Ahhh players struggling to score or do what they do best…
What you do in these situations as a coach comes from ‘who you are’.
A Force Coach condemns and punishes you ‘down’ to a lesser role.
An In-Powered Coach unites, helps, and uses love and compassion to raise the player up.
We’ve probably experienced getting scratched, benched, imprisoned on the 4th line or getting ignored until we transfer… Just me?
Brandon Naurato takes a different approach at Michigan. One that comes from a place of Power.

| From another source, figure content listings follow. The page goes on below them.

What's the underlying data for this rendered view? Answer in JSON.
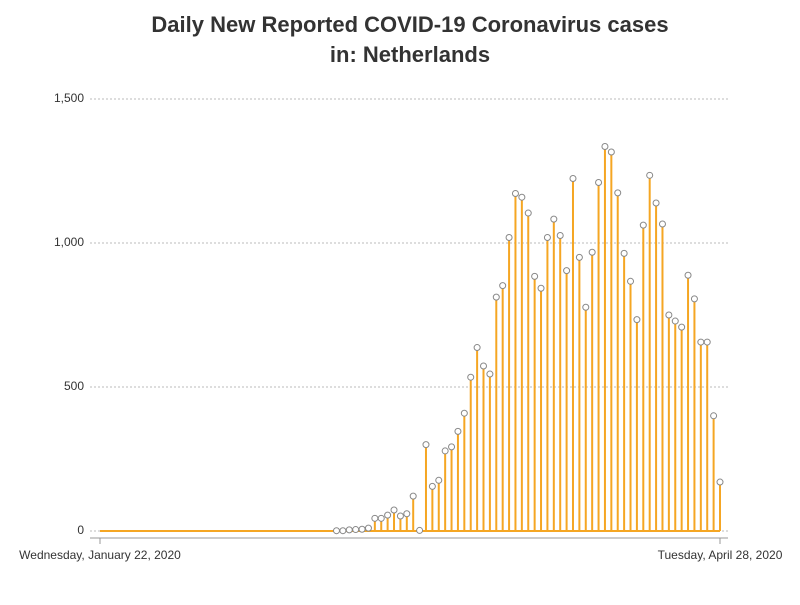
{
  "chart_data": {
    "type": "lollipop",
    "title": [
      "Daily New Reported COVID-19 Coronavirus cases",
      "in: Netherlands"
    ],
    "categories": [
      "Wednesday, January 22, 2020",
      null,
      null,
      null,
      null,
      null,
      null,
      null,
      null,
      null,
      null,
      null,
      null,
      null,
      null,
      null,
      null,
      null,
      null,
      null,
      null,
      null,
      null,
      null,
      null,
      null,
      null,
      null,
      null,
      null,
      null,
      null,
      null,
      null,
      null,
      null,
      null,
      null,
      null,
      null,
      null,
      null,
      null,
      null,
      null,
      null,
      null,
      null,
      null,
      null,
      null,
      null,
      null,
      null,
      null,
      null,
      null,
      null,
      null,
      null,
      null,
      null,
      null,
      null,
      null,
      null,
      null,
      null,
      null,
      null,
      null,
      null,
      null,
      null,
      null,
      null,
      null,
      null,
      null,
      null,
      null,
      null,
      null,
      null,
      null,
      null,
      null,
      null,
      null,
      null,
      null,
      null,
      null,
      null,
      null,
      null,
      null,
      "Tuesday, April 28, 2020"
    ],
    "values": [
      0,
      0,
      0,
      0,
      0,
      0,
      0,
      0,
      0,
      0,
      0,
      0,
      0,
      0,
      0,
      0,
      0,
      0,
      0,
      0,
      0,
      0,
      0,
      0,
      0,
      0,
      0,
      0,
      0,
      0,
      0,
      0,
      0,
      0,
      0,
      0,
      0,
      1,
      1,
      4,
      5,
      6,
      10,
      44,
      44,
      55,
      73,
      52,
      60,
      121,
      2,
      300,
      155,
      176,
      278,
      292,
      346,
      409,
      534,
      637,
      573,
      545,
      812,
      852,
      1019,
      1172,
      1159,
      1104,
      884,
      843,
      1019,
      1083,
      1026,
      904,
      1224,
      950,
      777,
      968,
      1210,
      1335,
      1316,
      1174,
      964,
      867,
      734,
      1062,
      1235,
      1139,
      1066,
      750,
      729,
      708,
      888,
      806,
      656,
      656,
      400,
      170
    ],
    "color": "#f5a623",
    "ylim": [
      0,
      1500
    ],
    "yticks": [
      0,
      500,
      {
        "value": 1000,
        "label": "1,000"
      },
      {
        "value": 1500,
        "label": "1,500"
      }
    ],
    "grid": true
  }
}
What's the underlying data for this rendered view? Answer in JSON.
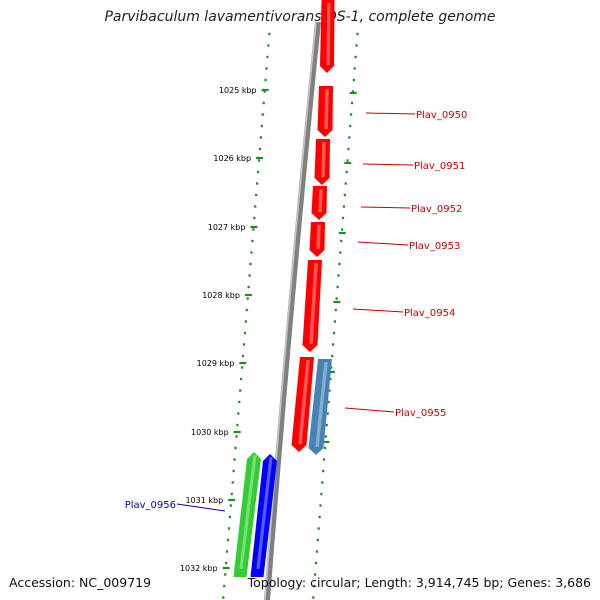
{
  "title": "Parvibaculum lavamentivorans DS-1, complete genome",
  "footer": {
    "accession": "Accession: NC_009719",
    "summary": "Topology: circular; Length: 3,914,745 bp; Genes: 3,686"
  },
  "axis": {
    "tick_labels": [
      "1025 kbp",
      "1026 kbp",
      "1027 kbp",
      "1028 kbp",
      "1029 kbp",
      "1030 kbp",
      "1031 kbp",
      "1032 kbp"
    ]
  },
  "genes": [
    {
      "label": "Plav_0950",
      "strand": "forward",
      "color": "#ff0000",
      "label_color": "#cc0000"
    },
    {
      "label": "Plav_0951",
      "strand": "forward",
      "color": "#ff0000",
      "label_color": "#cc0000"
    },
    {
      "label": "Plav_0952",
      "strand": "forward",
      "color": "#ff0000",
      "label_color": "#cc0000"
    },
    {
      "label": "Plav_0953",
      "strand": "forward",
      "color": "#ff0000",
      "label_color": "#cc0000"
    },
    {
      "label": "Plav_0954",
      "strand": "forward",
      "color": "#ff0000",
      "label_color": "#cc0000"
    },
    {
      "label": "Plav_0955",
      "strand": "reverse",
      "color": "#4682b4",
      "label_color": "#cc0000"
    },
    {
      "label": "Plav_0956",
      "strand": "reverse",
      "color": "#0000ff",
      "label_color": "#0000aa"
    }
  ],
  "colors": {
    "backbone": "#808080",
    "dotted_tracks": "#228b22",
    "red_gene": "#ff0000",
    "steelblue_gene": "#4682b4",
    "blue_gene": "#0000ff",
    "green_gene": "#33cc33"
  }
}
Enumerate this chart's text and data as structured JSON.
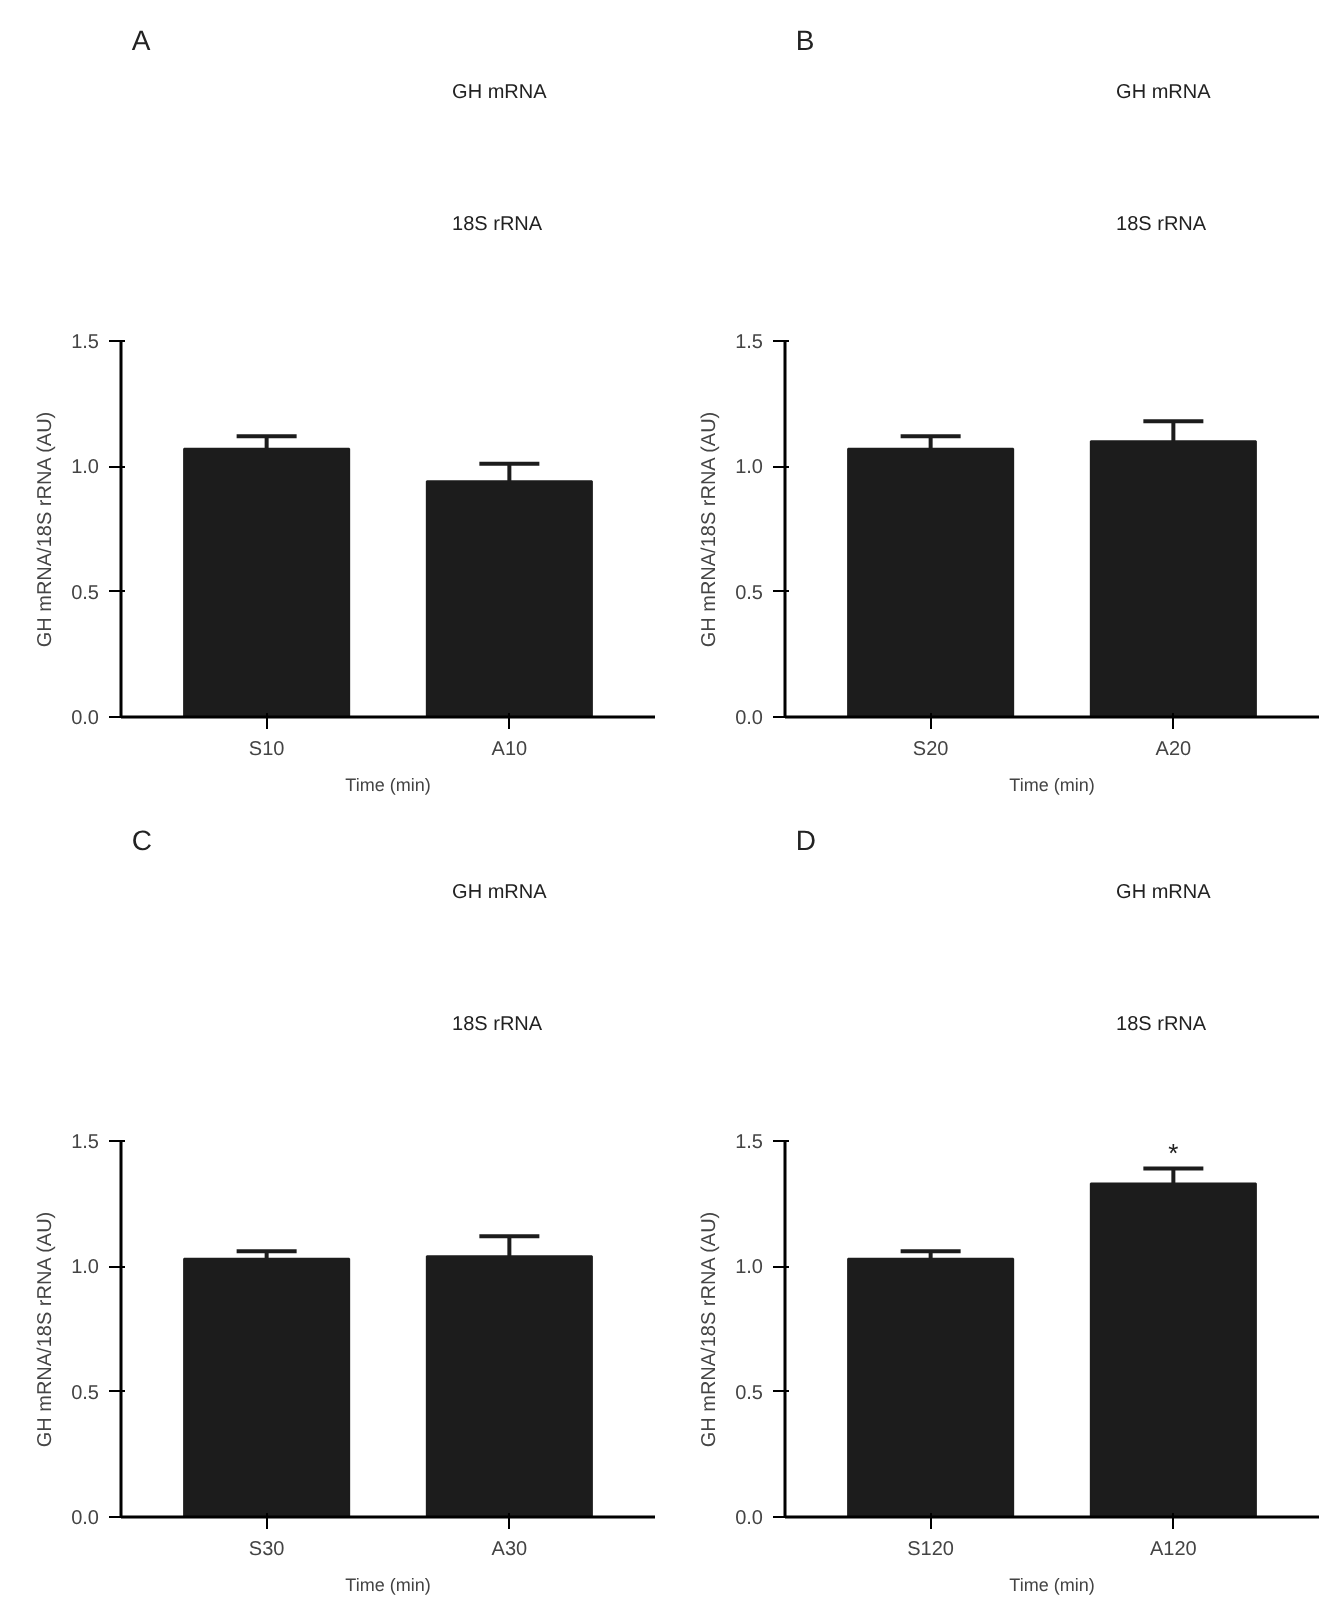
{
  "chart_data": [
    {
      "type": "bar",
      "title": "A",
      "annotations": [
        "GH mRNA",
        "18S rRNA"
      ],
      "categories": [
        "S10",
        "A10"
      ],
      "values": [
        1.07,
        0.94
      ],
      "errors": [
        0.05,
        0.07
      ],
      "color": "#1c1c1c",
      "xlabel": "Time (min)",
      "ylabel": "GH mRNA/18S rRNA (AU)",
      "ylim": [
        0,
        1.5
      ],
      "yticks": [
        {
          "value": 0,
          "label": "0.0"
        },
        {
          "value": 0.5,
          "label": "0.5"
        },
        {
          "value": 1,
          "label": "1.0"
        },
        {
          "value": 1.5,
          "label": "1.5"
        }
      ],
      "grid": false
    },
    {
      "type": "bar",
      "title": "B",
      "annotations": [
        "GH mRNA",
        "18S rRNA"
      ],
      "categories": [
        "S20",
        "A20"
      ],
      "values": [
        1.07,
        1.1
      ],
      "errors": [
        0.05,
        0.08
      ],
      "color": "#1c1c1c",
      "xlabel": "Time (min)",
      "ylabel": "GH mRNA/18S rRNA (AU)",
      "ylim": [
        0,
        1.5
      ],
      "yticks": [
        {
          "value": 0,
          "label": "0.0"
        },
        {
          "value": 0.5,
          "label": "0.5"
        },
        {
          "value": 1,
          "label": "1.0"
        },
        {
          "value": 1.5,
          "label": "1.5"
        }
      ],
      "grid": false
    },
    {
      "type": "bar",
      "title": "C",
      "annotations": [
        "GH mRNA",
        "18S rRNA"
      ],
      "categories": [
        "S30",
        "A30"
      ],
      "values": [
        1.03,
        1.04
      ],
      "errors": [
        0.03,
        0.08
      ],
      "color": "#1c1c1c",
      "xlabel": "Time (min)",
      "ylabel": "GH mRNA/18S rRNA (AU)",
      "ylim": [
        0,
        1.5
      ],
      "yticks": [
        {
          "value": 0,
          "label": "0.0"
        },
        {
          "value": 0.5,
          "label": "0.5"
        },
        {
          "value": 1,
          "label": "1.0"
        },
        {
          "value": 1.5,
          "label": "1.5"
        }
      ],
      "grid": false
    },
    {
      "type": "bar",
      "title": "D",
      "annotations": [
        "GH mRNA",
        "18S rRNA",
        "*"
      ],
      "categories": [
        "S120",
        "A120"
      ],
      "values": [
        1.03,
        1.33
      ],
      "errors": [
        0.03,
        0.06
      ],
      "color": "#1c1c1c",
      "xlabel": "Time (min)",
      "ylabel": "GH mRNA/18S rRNA (AU)",
      "ylim": [
        0,
        1.5
      ],
      "yticks": [
        {
          "value": 0,
          "label": "0.0"
        },
        {
          "value": 0.5,
          "label": "0.5"
        },
        {
          "value": 1,
          "label": "1.0"
        },
        {
          "value": 1.5,
          "label": "1.5"
        }
      ],
      "grid": false
    }
  ]
}
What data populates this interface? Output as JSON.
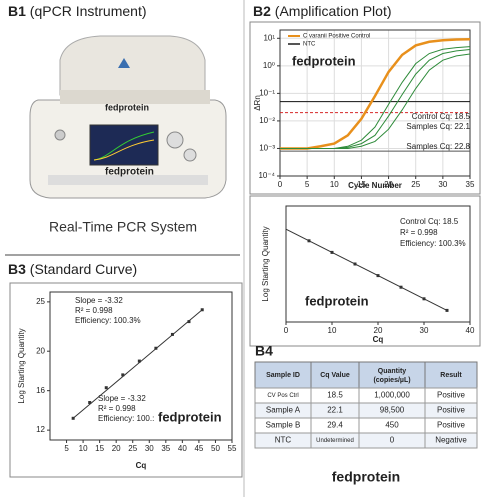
{
  "photo": {
    "panel": "B1",
    "title": "(qPCR Instrument)",
    "brand": "fedprotein",
    "screen_brand": "fedprotein",
    "caption": "Real-Time PCR System"
  },
  "chart_data": [
    {
      "type": "line",
      "panel": "B2",
      "title": "(Amplification Plot)",
      "xlabel": "Cycle Number",
      "ylabel": "ΔRn",
      "log_y": true,
      "x": [
        0,
        2.5,
        5,
        7.5,
        10,
        12.5,
        15,
        17.5,
        20,
        22.5,
        25,
        27.5,
        30,
        32.5,
        35
      ],
      "series": [
        {
          "name": "C varanii Positive Control",
          "color": "#e8901c",
          "values": [
            0.001,
            0.001,
            0.001,
            0.0012,
            0.0015,
            0.003,
            0.012,
            0.08,
            0.6,
            2.5,
            5.5,
            7.5,
            8.5,
            9,
            9.2
          ]
        },
        {
          "color": "#2e8b3a",
          "values": [
            0.001,
            0.001,
            0.001,
            0.001,
            0.001,
            0.0012,
            0.002,
            0.006,
            0.04,
            0.25,
            1.2,
            2.8,
            4,
            4.6,
            5
          ]
        },
        {
          "color": "#2e8b3a",
          "values": [
            0.001,
            0.001,
            0.001,
            0.001,
            0.001,
            0.0011,
            0.0015,
            0.003,
            0.015,
            0.09,
            0.5,
            1.6,
            2.8,
            3.5,
            3.9
          ]
        },
        {
          "color": "#2e8b3a",
          "values": [
            0.001,
            0.001,
            0.001,
            0.001,
            0.001,
            0.001,
            0.0012,
            0.0018,
            0.005,
            0.025,
            0.15,
            0.7,
            1.6,
            2.3,
            2.7
          ]
        },
        {
          "name": "NTC",
          "color": "#555555",
          "values": [
            0.0008,
            0.0008,
            0.0008,
            0.0008,
            0.0008,
            0.0008,
            0.0008,
            0.0008,
            0.0008,
            0.0008,
            0.0008,
            0.0008,
            0.0008,
            0.0008,
            0.0008
          ]
        }
      ],
      "thresholds": [
        {
          "value": 0.02,
          "color": "#d62728"
        },
        {
          "value": 0.05,
          "color": "#111111"
        }
      ],
      "xlim": [
        0,
        35
      ],
      "xticks": [
        0,
        5,
        10,
        15,
        20,
        25,
        30,
        35
      ],
      "ylim": [
        0.0001,
        20
      ],
      "yticks": [
        {
          "value": 10,
          "label": "10¹"
        },
        {
          "value": 1,
          "label": "10⁰"
        },
        {
          "value": 0.1,
          "label": "10⁻¹"
        },
        {
          "value": 0.01,
          "label": "10⁻²"
        },
        {
          "value": 0.001,
          "label": "10⁻³"
        },
        {
          "value": 0.0001,
          "label": "10⁻⁴"
        }
      ],
      "grid": true,
      "annotations": [
        "fedprotein",
        "Control Cq: 18.5",
        "Samples Cq: 22.1",
        "Samples Cq: 22.8"
      ]
    },
    {
      "type": "scatter",
      "xlabel": "Cq",
      "ylabel": "Log Starting Quantity",
      "color": "#333333",
      "x": [
        5,
        10,
        15,
        20,
        25,
        30,
        35
      ],
      "values": [
        7,
        6,
        5,
        4,
        3,
        2,
        1
      ],
      "fit": {
        "x": [
          0,
          35
        ],
        "y": [
          8,
          1
        ]
      },
      "xlim": [
        0,
        40
      ],
      "xticks": [
        0,
        10,
        20,
        30,
        40
      ],
      "ylim": [
        0,
        10
      ],
      "annotations": [
        "Control  Cq: 18.5",
        "R² = 0.998",
        "Efficiency: 100.3%",
        "fedprotein"
      ]
    },
    {
      "type": "scatter",
      "panel": "B3",
      "title": "(Standard Curve)",
      "xlabel": "Cq",
      "ylabel": "Log Starting Quantity",
      "color": "#333333",
      "x": [
        7,
        12,
        17,
        22,
        27,
        32,
        37,
        42,
        46
      ],
      "values": [
        13.2,
        14.8,
        16.3,
        17.6,
        19,
        20.3,
        21.7,
        23,
        24.2
      ],
      "fit": {
        "x": [
          7,
          46
        ],
        "y": [
          13.2,
          24.2
        ]
      },
      "xlim": [
        0,
        55
      ],
      "xticks": [
        5,
        10,
        15,
        20,
        25,
        30,
        35,
        40,
        45,
        50,
        55
      ],
      "ylim": [
        11,
        26
      ],
      "yticks": [
        12,
        16,
        20,
        25
      ],
      "annotations": [
        "Slope = -3.32",
        "R² = 0.998",
        "Efficiency: 100.3%",
        "Slope = -3.32",
        "R² = 0.998",
        "Efficiency: 100.:",
        "fedprotein"
      ]
    }
  ],
  "table": {
    "panel": "B4",
    "header": [
      "Sample ID",
      "Cq Value",
      "Quantity (copies/µL)",
      "Result"
    ],
    "rows": [
      [
        "CV Pos Ctrl",
        "18.5",
        "1,000,000",
        "Positive"
      ],
      [
        "Sample A",
        "22.1",
        "98,500",
        "Positive"
      ],
      [
        "Sample B",
        "29.4",
        "450",
        "Positive"
      ],
      [
        "NTC",
        "Undetermined",
        "0",
        "Negative"
      ]
    ],
    "caption": "fedprotein"
  }
}
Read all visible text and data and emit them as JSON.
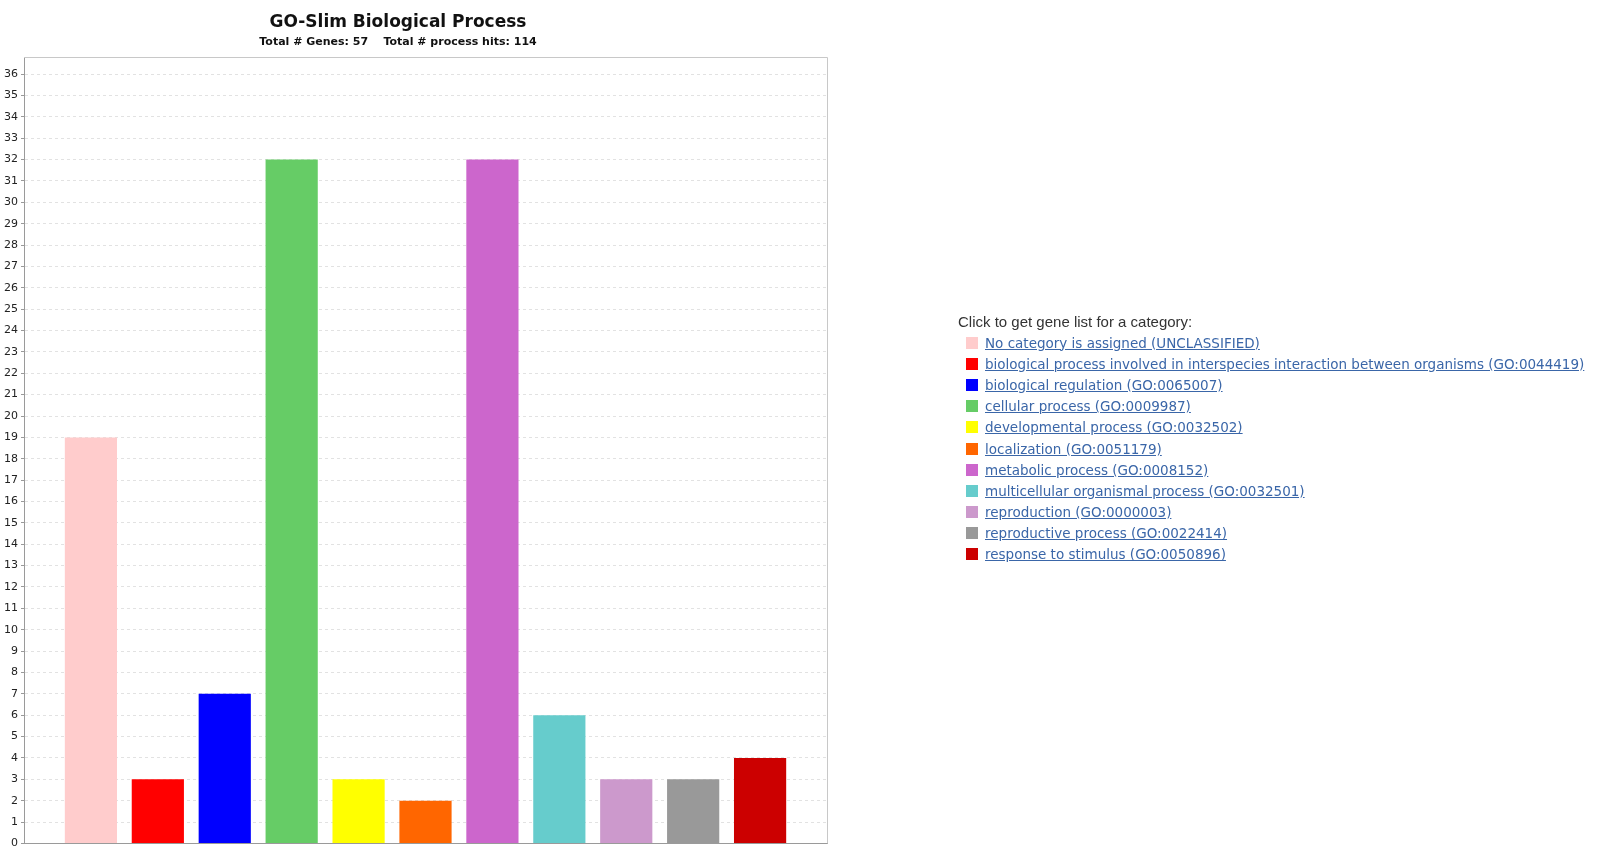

He gets to this idea in explaining the conversation he might have with a player who is struggling, as if distilling the program into a single hypothetical meeting. Naurato doesn’t believe in psychological manipulation as a motivator to break free of a slump. Instead, he wants to help chart a path out of that slump together, cultivating an environment where people like McGroarty or Hughes want to stay and keep developing.
“I want you to do more,” Naurato says. “‘Hey I haven’t scored in five games.’ ‘Great, let me sit with you and let's watch all your stuff.’ I want to help you score because I need you to score. I don’t need to fuck with you and put you on the fourth line to get you going, because our kids they work and there's an honest effort. That's what's so good, man, is we have great people, and they're always together and they care and it sounds cliché, and I always say this, but that's the culture.”
Force separates you from your:
Coaching staff
Current role
Confidence/ Current strengths (“just play more defensively and conservatively and hit people more”, they say to the slumping player)
Power unites and strengthens all of those relationships.
Force separates and weakens all of the above.